Moving from manual ticket categorization to AI-powered intent detection in Zendesk
Migrating from ticket field categories to Zendesk Intents isn’t hard. By reviewing existing categories, refining and renaming intents, adding custom ones, and validating results, you can replace manual tagging with AI-powered triage for faster, smarter customer support.

Once you’ve got intents running, it’s time to look at Omnichannel Routing and optimise ticket assignment by leveraging intents, priority and service levels.

An introduction to Omnichannel Routing in Zendesk
This article will give you an overview of Zendesk’s Omnichannel Routing, Agent Availability and the brand new Queues features.

Now that the Intelligent Triage engine is running, it will also start feeding your Learning Loop. Reporting based in Intents will surface problems you didn’t know existed. You can take up these intents and define an automation strategy for them via AI Agents or Agent Copilot.
Intent Recommendations will open new avenues and surface previously unknown use cases, which you can then accept or decline, while also taking any automation or procedures around them into account.
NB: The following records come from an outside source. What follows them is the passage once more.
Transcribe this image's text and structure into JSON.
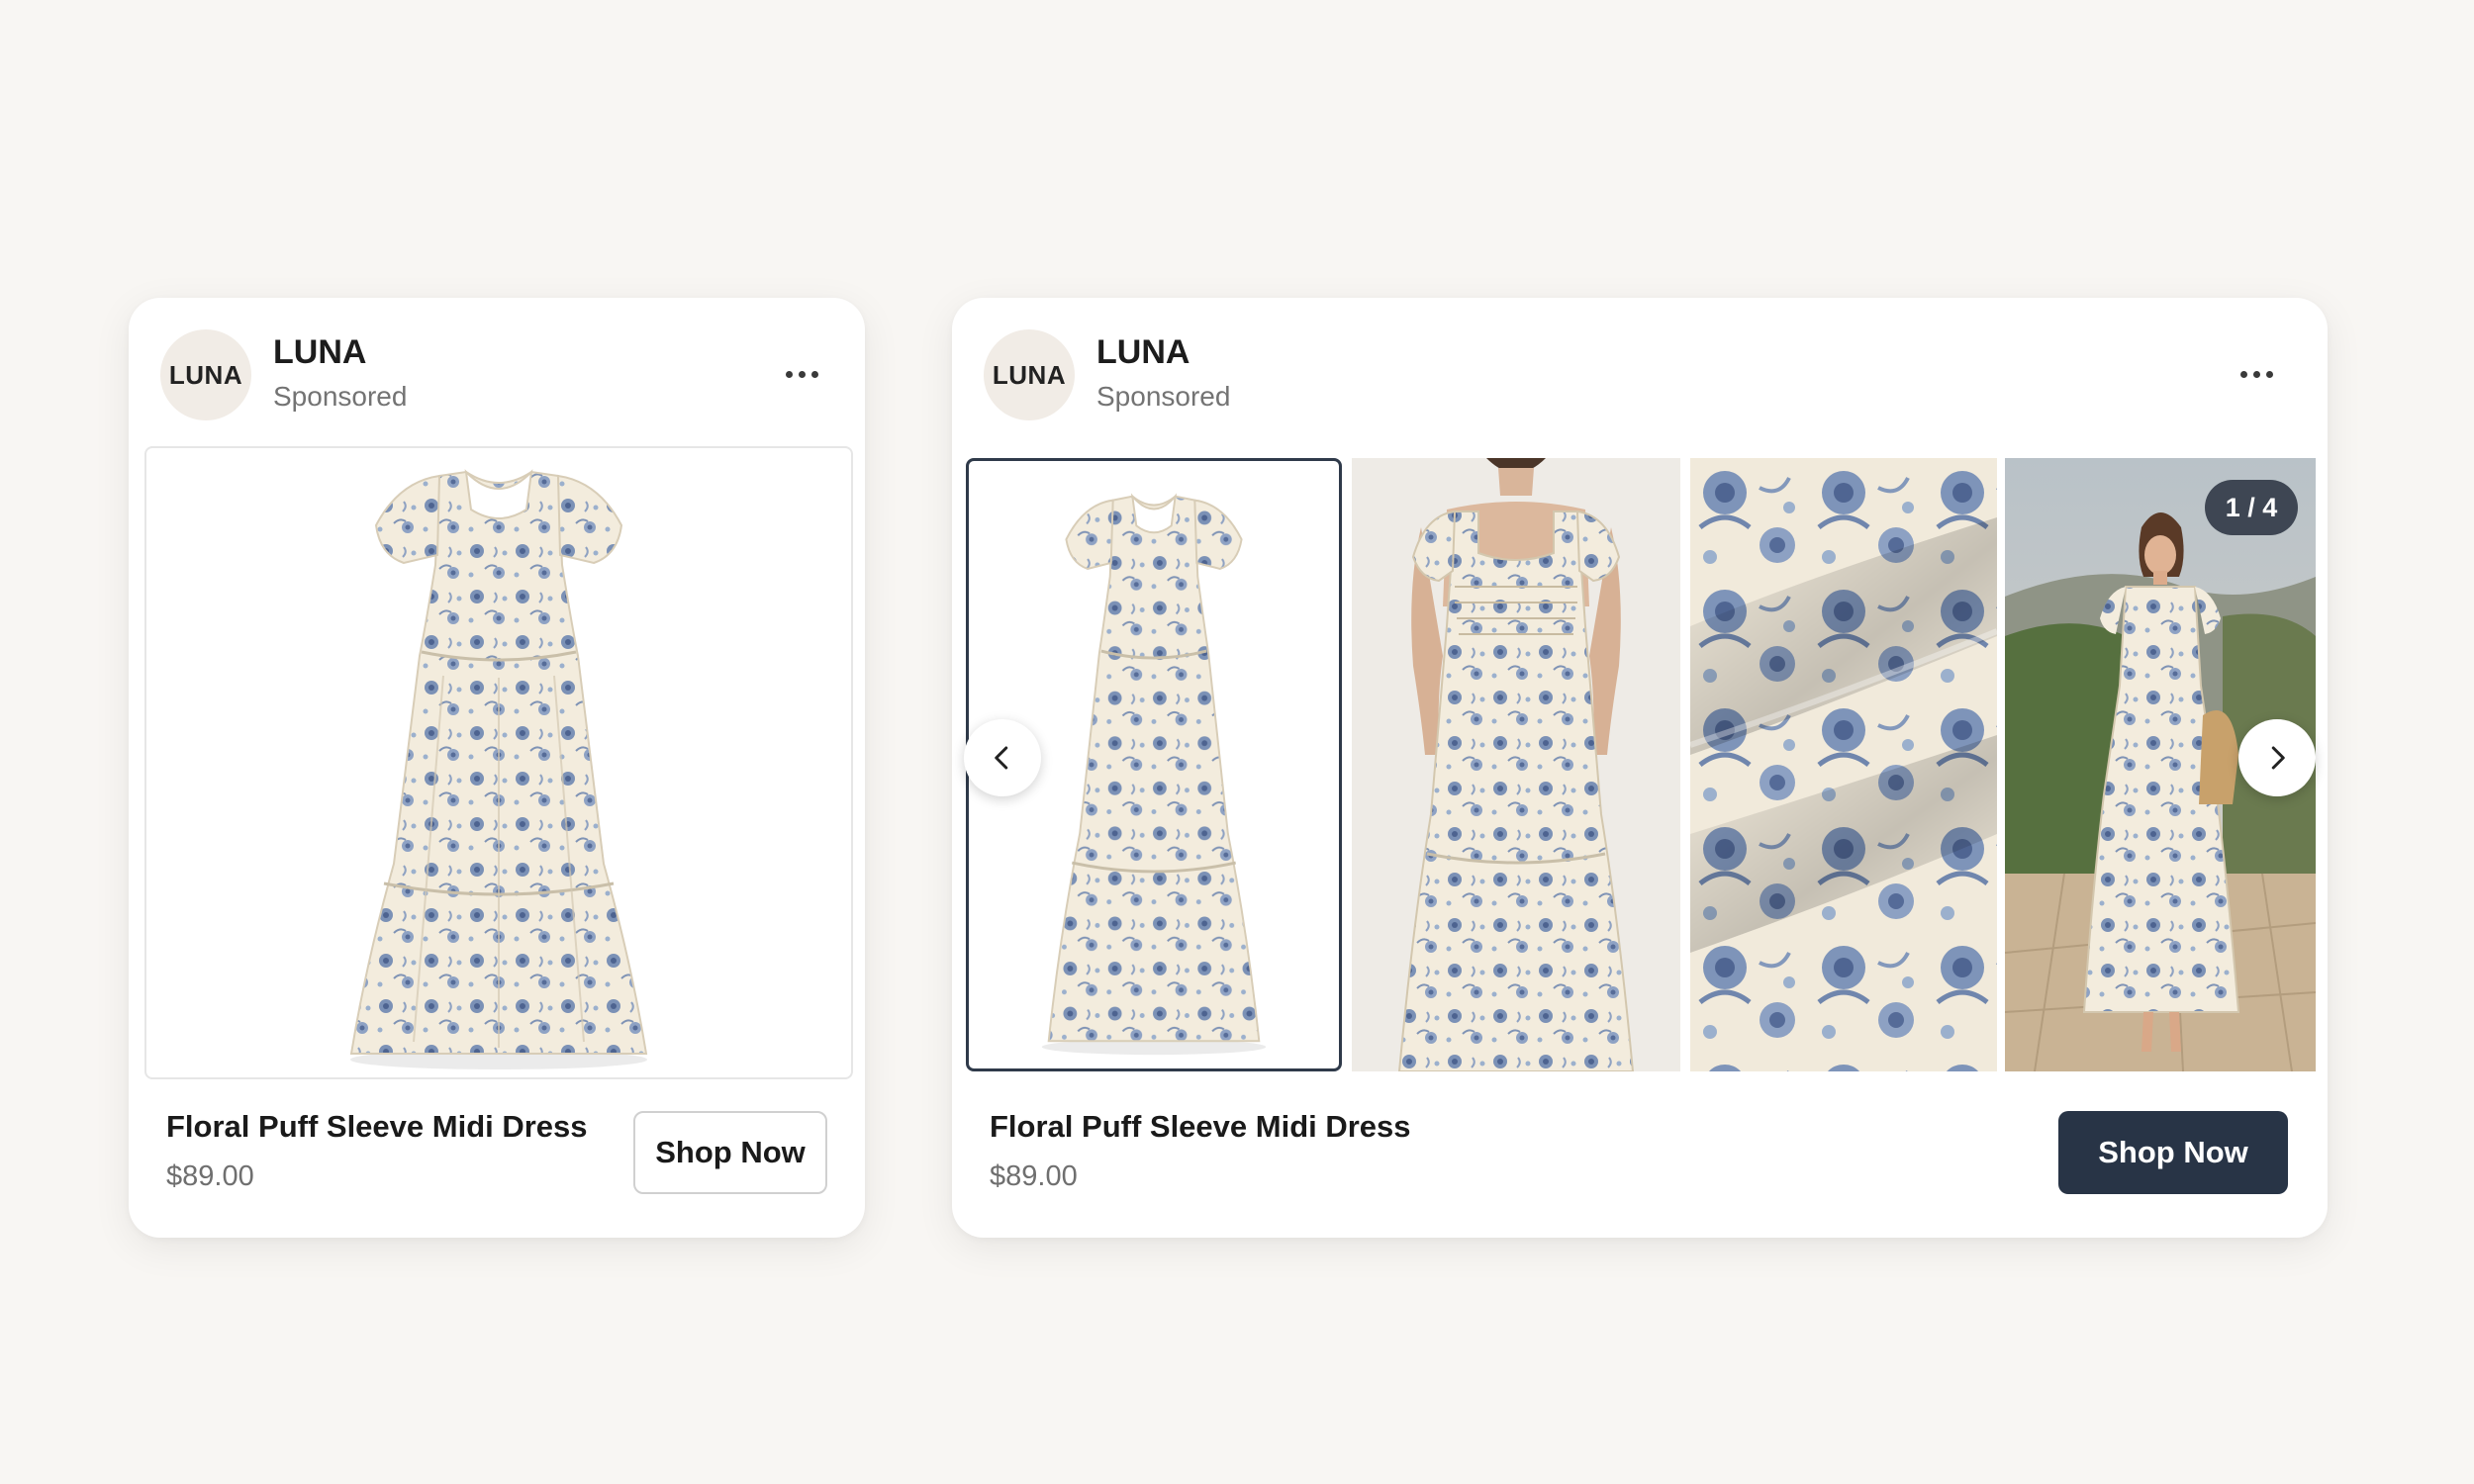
{
  "ads": [
    {
      "brand": {
        "avatar_text": "LUNA",
        "name": "LUNA",
        "label": "Sponsored"
      },
      "product": {
        "title": "Floral Puff Sleeve Midi Dress",
        "price": "$89.00"
      },
      "cta": "Shop Now"
    },
    {
      "brand": {
        "avatar_text": "LUNA",
        "name": "LUNA",
        "label": "Sponsored"
      },
      "product": {
        "title": "Floral Puff Sleeve Midi Dress",
        "price": "$89.00"
      },
      "cta": "Shop Now",
      "carousel": {
        "counter": "1 / 4",
        "current": 1,
        "total": 4
      }
    }
  ],
  "icons": {
    "more": "more-horizontal-icon",
    "prev": "chevron-left-icon",
    "next": "chevron-right-icon"
  },
  "colors": {
    "page_bg": "#f8f6f3",
    "cta_solid": "#283446",
    "dress_cream": "#f3ecdd",
    "floral_blue": "#6c83aa"
  }
}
For Intelligent Triage itself, I hope that a next iteration will work similar to the Knowledge Builder. Instead of loading with a giant list of intents and zero suggestions, you might imagine an experience where new users of Zendesk get a curated list of intents based on their ticket history upon first launch.
Predefined intents get renamed, there’s a set of suggested custom replies and obvious unused intents get disabled.

This makes for a more manageable experience at launch, feels more specific to your business, and the results are immediately familiar. But that’s the future. For today, the current Intelligent Triage is more than powerful enough to warrant adoption by any Zendesk Customer.